Kelly, mother of the Aussie kids George and Flossie, told me that the woman with orange hair was a "whenwe," a term I figured had to be Australian for airhead, but just in case I had extrapolated incorrectly, I asked her about the word. "You know them," she said. "They speak thus: 'When we were in Tanzania, or was it when we were in Ghana, but oh dear no, it was when we were in Liberia.' Such braggarts begin most phrases with whenwe."

Kelly's assessment was perfect, for it completed a phrase I had been formulating: the airhead had to be a rare variety of the orange-capped singing hugger, also known as the giraffe chasing whenwe, and not to be confused with the orange tickbird, which we saw in abundance hopping about on cape buffalo.
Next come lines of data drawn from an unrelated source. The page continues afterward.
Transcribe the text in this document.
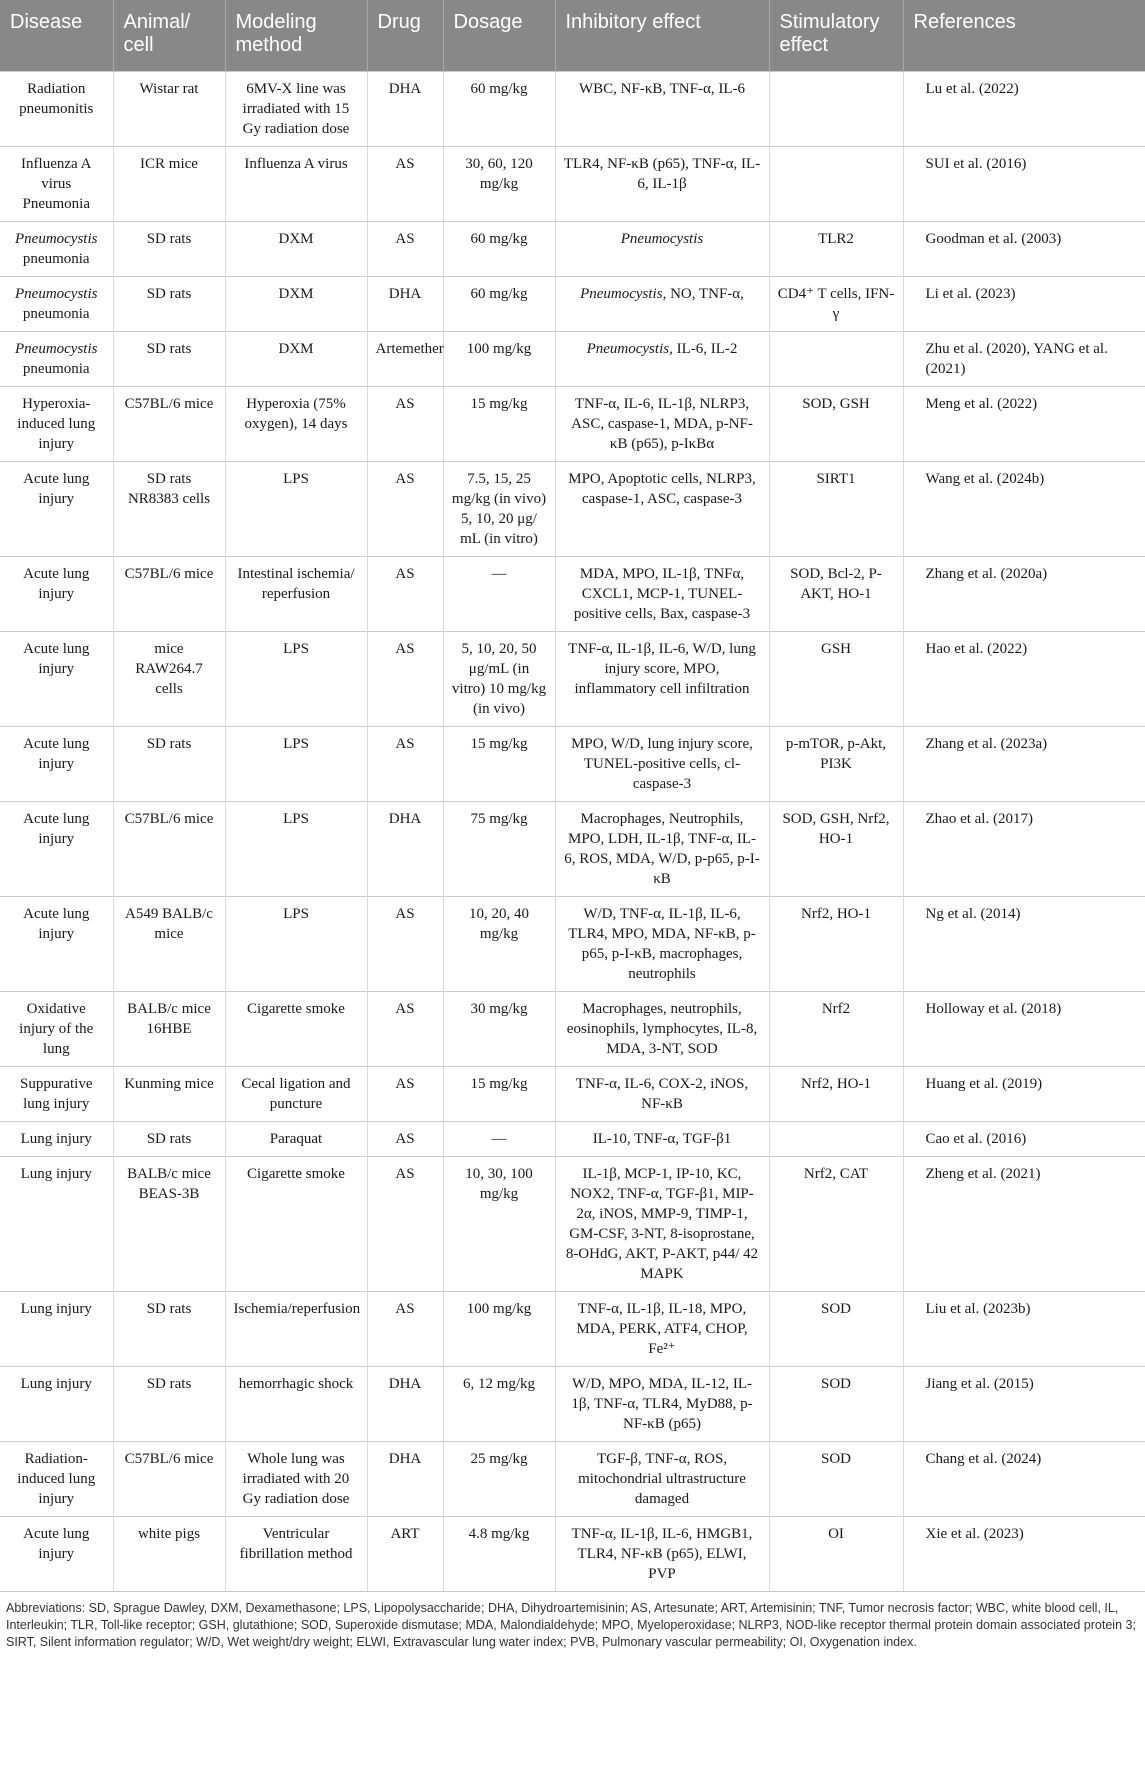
Disease	Animal/ cell	Modeling method	Drug	Dosage	Inhibitory effect	Stimulatory effect	References
Radiation pneumonitis	Wistar rat	6MV-X line was irradiated with 15 Gy radiation dose	DHA	60 mg/kg	WBC, NF-κB, TNF-α, IL-6		Lu et al. (2022)
Influenza A virus Pneumonia	ICR mice	Influenza A virus	AS	30, 60, 120 mg/kg	TLR4, NF-κB (p65), TNF-α, IL-6, IL-1β		SUI et al. (2016)
Pneumocystis pneumonia	SD rats	DXM	AS	60 mg/kg	Pneumocystis	TLR2	Goodman et al. (2003)
Pneumocystis pneumonia	SD rats	DXM	DHA	60 mg/kg	Pneumocystis, NO, TNF-α,	CD4⁺ T cells, IFN-γ	Li et al. (2023)
Pneumocystis pneumonia	SD rats	DXM	Artemether	100 mg/kg	Pneumocystis, IL-6, IL-2		Zhu et al. (2020), YANG et al. (2021)
Hyperoxia-induced lung injury	C57BL/6 mice	Hyperoxia (75% oxygen), 14 days	AS	15 mg/kg	TNF-α, IL-6, IL-1β, NLRP3, ASC, caspase-1, MDA, p-NF-κB (p65), p-IκBα	SOD, GSH	Meng et al. (2022)
Acute lung injury	SD rats NR8383 cells	LPS	AS	7.5, 15, 25 mg/kg (in vivo) 5, 10, 20 μg/ mL (in vitro)	MPO, Apoptotic cells, NLRP3, caspase-1, ASC, caspase-3	SIRT1	Wang et al. (2024b)
Acute lung injury	C57BL/6 mice	Intestinal ischemia/ reperfusion	AS	—	MDA, MPO, IL-1β, TNFα, CXCL1, MCP-1, TUNEL-positive cells, Bax, caspase-3	SOD, Bcl-2, P-AKT, HO-1	Zhang et al. (2020a)
Acute lung injury	mice RAW264.7 cells	LPS	AS	5, 10, 20, 50 μg/mL (in vitro) 10 mg/kg (in vivo)	TNF-α, IL-1β, IL-6, W/D, lung injury score, MPO, inflammatory cell infiltration	GSH	Hao et al. (2022)
Acute lung injury	SD rats	LPS	AS	15 mg/kg	MPO, W/D, lung injury score, TUNEL-positive cells, cl-caspase-3	p-mTOR, p-Akt, PI3K	Zhang et al. (2023a)
Acute lung injury	C57BL/6 mice	LPS	DHA	75 mg/kg	Macrophages, Neutrophils, MPO, LDH, IL-1β, TNF-α, IL-6, ROS, MDA, W/D, p-p65, p-I-κB	SOD, GSH, Nrf2, HO-1	Zhao et al. (2017)
Acute lung injury	A549 BALB/c mice	LPS	AS	10, 20, 40 mg/kg	W/D, TNF-α, IL-1β, IL-6, TLR4, MPO, MDA, NF-κB, p-p65, p-I-κB, macrophages, neutrophils	Nrf2, HO-1	Ng et al. (2014)
Oxidative injury of the lung	BALB/c mice 16HBE	Cigarette smoke	AS	30 mg/kg	Macrophages, neutrophils, eosinophils, lymphocytes, IL-8, MDA, 3-NT, SOD	Nrf2	Holloway et al. (2018)
Suppurative lung injury	Kunming mice	Cecal ligation and puncture	AS	15 mg/kg	TNF-α, IL-6, COX-2, iNOS, NF-κB	Nrf2, HO-1	Huang et al. (2019)
Lung injury	SD rats	Paraquat	AS	—	IL-10, TNF-α, TGF-β1		Cao et al. (2016)
Lung injury	BALB/c mice BEAS-3B	Cigarette smoke	AS	10, 30, 100 mg/kg	IL-1β, MCP-1, IP-10, KC, NOX2, TNF-α, TGF-β1, MIP-2α, iNOS, MMP-9, TIMP-1, GM-CSF, 3-NT, 8-isoprostane, 8-OHdG, AKT, P-AKT, p44/ 42 MAPK	Nrf2, CAT	Zheng et al. (2021)
Lung injury	SD rats	Ischemia/reperfusion	AS	100 mg/kg	TNF-α, IL-1β, IL-18, MPO, MDA, PERK, ATF4, CHOP, Fe²⁺	SOD	Liu et al. (2023b)
Lung injury	SD rats	hemorrhagic shock	DHA	6, 12 mg/kg	W/D, MPO, MDA, IL-12, IL-1β, TNF-α, TLR4, MyD88, p-NF-κB (p65)	SOD	Jiang et al. (2015)
Radiation-induced lung injury	C57BL/6 mice	Whole lung was irradiated with 20 Gy radiation dose	DHA	25 mg/kg	TGF-β, TNF-α, ROS, mitochondrial ultrastructure damaged	SOD	Chang et al. (2024)
Acute lung injury	white pigs	Ventricular fibrillation method	ART	4.8 mg/kg	TNF-α, IL-1β, IL-6, HMGB1, TLR4, NF-κB (p65), ELWI, PVP	OI	Xie et al. (2023)
Abbreviations: SD, Sprague Dawley, DXM, Dexamethasone; LPS, Lipopolysaccharide; DHA, Dihydroartemisinin; AS, Artesunate; ART, Artemisinin; TNF, Tumor necrosis factor; WBC, white blood cell, IL, Interleukin; TLR, Toll-like receptor; GSH, glutathione; SOD, Superoxide dismutase; MDA, Malondialdehyde; MPO, Myeloperoxidase; NLRP3, NOD-like receptor thermal protein domain associated protein 3; SIRT, Silent information regulator; W/D, Wet weight/dry weight; ELWI, Extravascular lung water index; PVB, Pulmonary vascular permeability; OI, Oxygenation index.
The buffalo seemed to have few rules about mating, something I thought about when trying to formulate an answer for George. We had watched a bull couple bovine-fashion with a cow, then wander off and another bull did the same with the same cow. She endured the process repeatedly, once even courted a reluctant bull, and none of buffalo seemed to care that a jeep full of Aussies and Texans looked on.

Was there any buffalo lesson of use to George? I thought not and dismissed the cape buffalo, going back to the elephant whose musk glands set the bush to stinking, as did the sperm he dribbled. There was no female in sight, so he lumbered on, no doubt tortured by his hormones, pausing to strip the bark from a marula tree. The bark came off in loud shrieks, and the weeping, dribbling elephant made a sad meal of the white part of the bark, all the while, Joe the bush camp guide told us, hoping for an invite from a receptive female. "But," Joe added, "if a larger male comes along, this one will yield, and his musk glands will stop leaking and he will stop thinking of the ladies."
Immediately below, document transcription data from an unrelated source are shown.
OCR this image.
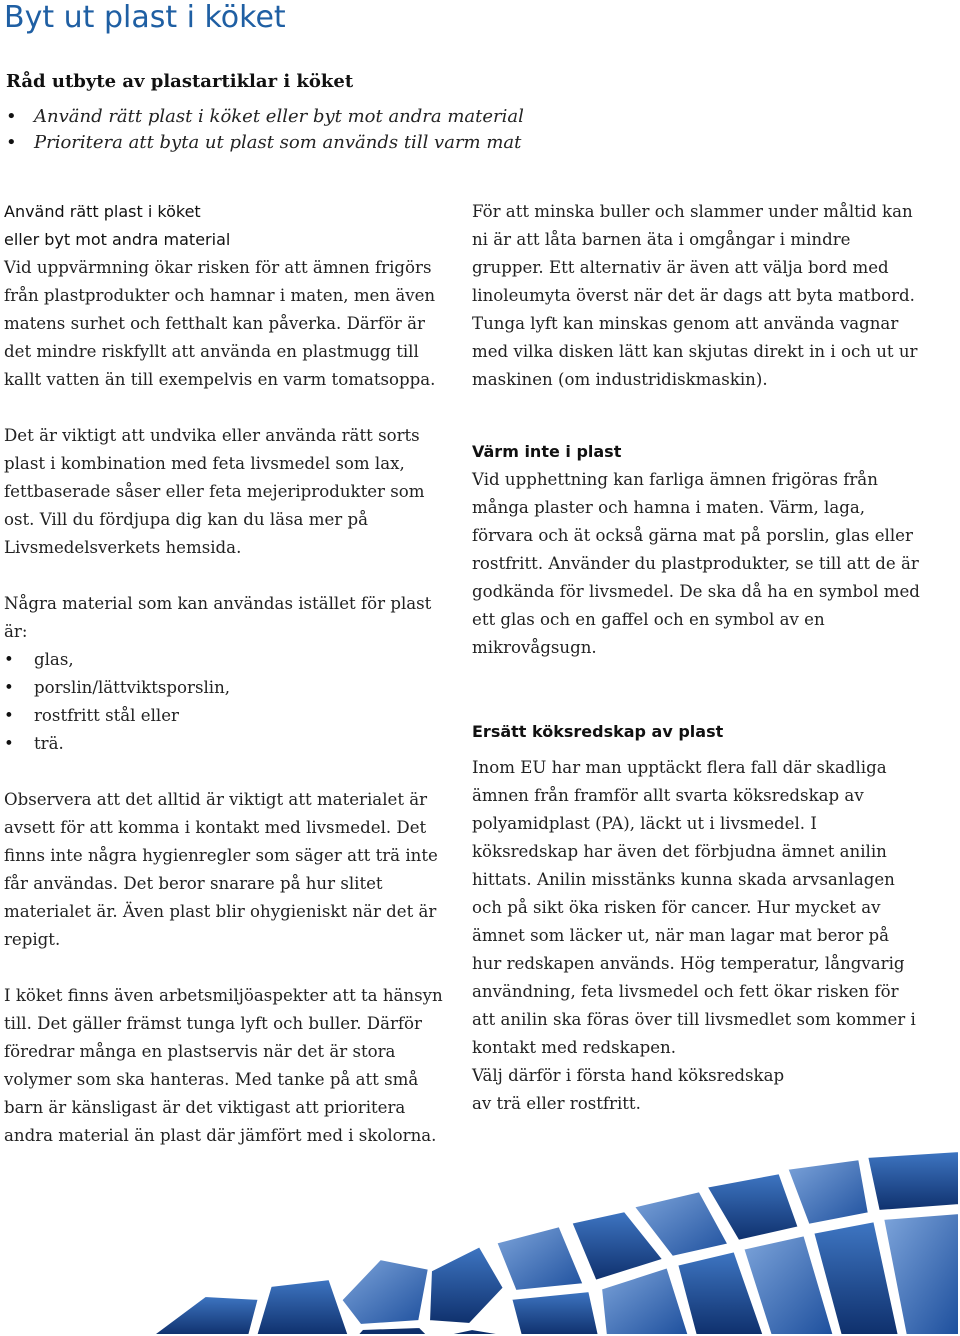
Byt ut plast i köket
Råd utbyte av plastartiklar i köket
• Använd rätt plast i köket eller byt mot andra material
• Prioritera att byta ut plast som används till varm mat

Använd rätt plast i köket

eller byt mot andra material

Vid uppvärmning ökar risken för att ämnen frigörs från plastprodukter och hamnar i maten, men även matens surhet och fetthalt kan påverka. Därför är det mindre riskfyllt att använda en plastmugg till kallt vatten än till exempelvis en varm tomatsoppa.

Det är viktigt att undvika eller använda rätt sorts plast i kombination med feta livsmedel som lax, fettbaserade såser eller feta mejeriprodukter som ost. Vill du fördjupa dig kan du läsa mer på Livsmedelsverkets hemsida.

Några material som kan användas istället för plast är:

• glas,
• porslin/lättviktsporslin,
• rostfritt stål eller
• trä.

Observera att det alltid är viktigt att materialet är avsett för att komma i kontakt med livsmedel. Det finns inte några hygienregler som säger att trä inte får användas. Det beror snarare på hur slitet materialet är. Även plast blir ohygieniskt när det är repigt.

I köket finns även arbetsmiljöaspekter att ta hänsyn till. Det gäller främst tunga lyft och buller. Därför föredrar många en plastservis när det är stora volymer som ska hanteras. Med tanke på att små barn är känsligast är det viktigast att prioritera andra material än plast där jämfört med i skolorna.

För att minska buller och slammer under måltid kan ni är att låta barnen äta i omgångar i mindre grupper. Ett alternativ är även att välja bord med linoleumyta överst när det är dags att byta matbord. Tunga lyft kan minskas genom att använda vagnar med vilka disken lätt kan skjutas direkt in i och ut ur maskinen (om industridiskmaskin).

Värm inte i plast

Vid upphettning kan farliga ämnen frigöras från många plaster och hamna i maten. Värm, laga, förvara och ät också gärna mat på porslin, glas eller rostfritt. Använder du plastprodukter, se till att de är godkända för livsmedel. De ska då ha en symbol med ett glas och en gaffel och en symbol av en mikrovågsugn.

Ersätt köksredskap av plast

Inom EU har man upptäckt flera fall där skadliga ämnen från framför allt svarta köksredskap av polyamidplast (PA), läckt ut i livsmedel. I köksredskap har även det förbjudna ämnet anilin hittats. Anilin misstänks kunna skada arvsanlagen och på sikt öka risken för cancer. Hur mycket av ämnet som läcker ut, när man lagar mat beror på hur redskapen används. Hög temperatur, långvarig användning, feta livsmedel och fett ökar risken för att anilin ska föras över till livsmedlet som kommer i kontakt med redskapen.

Välj därför i första hand köksredskap

av trä eller rostfritt.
Amazing. A larger fellow can stop the urge to mate in a smaller one. Amazing but of no help in answering George, who eyed me with impatience and repeated his question in an impatient, almost querulous voice: "Why do we mate?"

"Perhaps," I said in a moment of inspired thinking, "you should ask your father that question."

"He doesn't know. But you do."

So George endowed me with wisdom. It's my gray hair, I thought, so the Aussies must be like the Chinese in knowing older people have much wisdom. At that point I had to answer; vanity demanded it, and the answer had to be good. But I lacked a good answer, lacked any answer at all. Then I remembered that Justin, George's father, also had gray hair, and he didn't know the answer. I also remembered how Justin wanted to ply Jess, and how Flossie asked for butter in a way that caused Maggie to think she heard 'bottle,' so it seemed wise to replay George's question in my mind.

The question became clear, and the answer simple, for George spoke Australian English and I listened in Texas English. The question, properly translated, was "Where do we meet?" though it sounded exactly like "Why do we mate?" when filtered though my Texas ears. The realization wilted me a tad, for I wanted to have an answer, wanted to have brilliant biological and psychological wisdom poured into me by virtue of graying years, wanted to wow the boy with wisdom his own father did not have. But of course I had no useful information, so the translation of George's question also relieved me with the certainty that I had escaped being unmasked for having no wisdom at all.

"We meet in the parking lot close to the jeeps," I said.

George cocked his head to eye me in a measuring way, one that said I was a strange fellow for taking long minutes to come up with such a simple statement. Shortly after that our group climbed into the jeep with Joe the game guide, and I looked back to the other jeep at the orange head of a woman who could have been kicked to death by a giraffe but somehow escaped.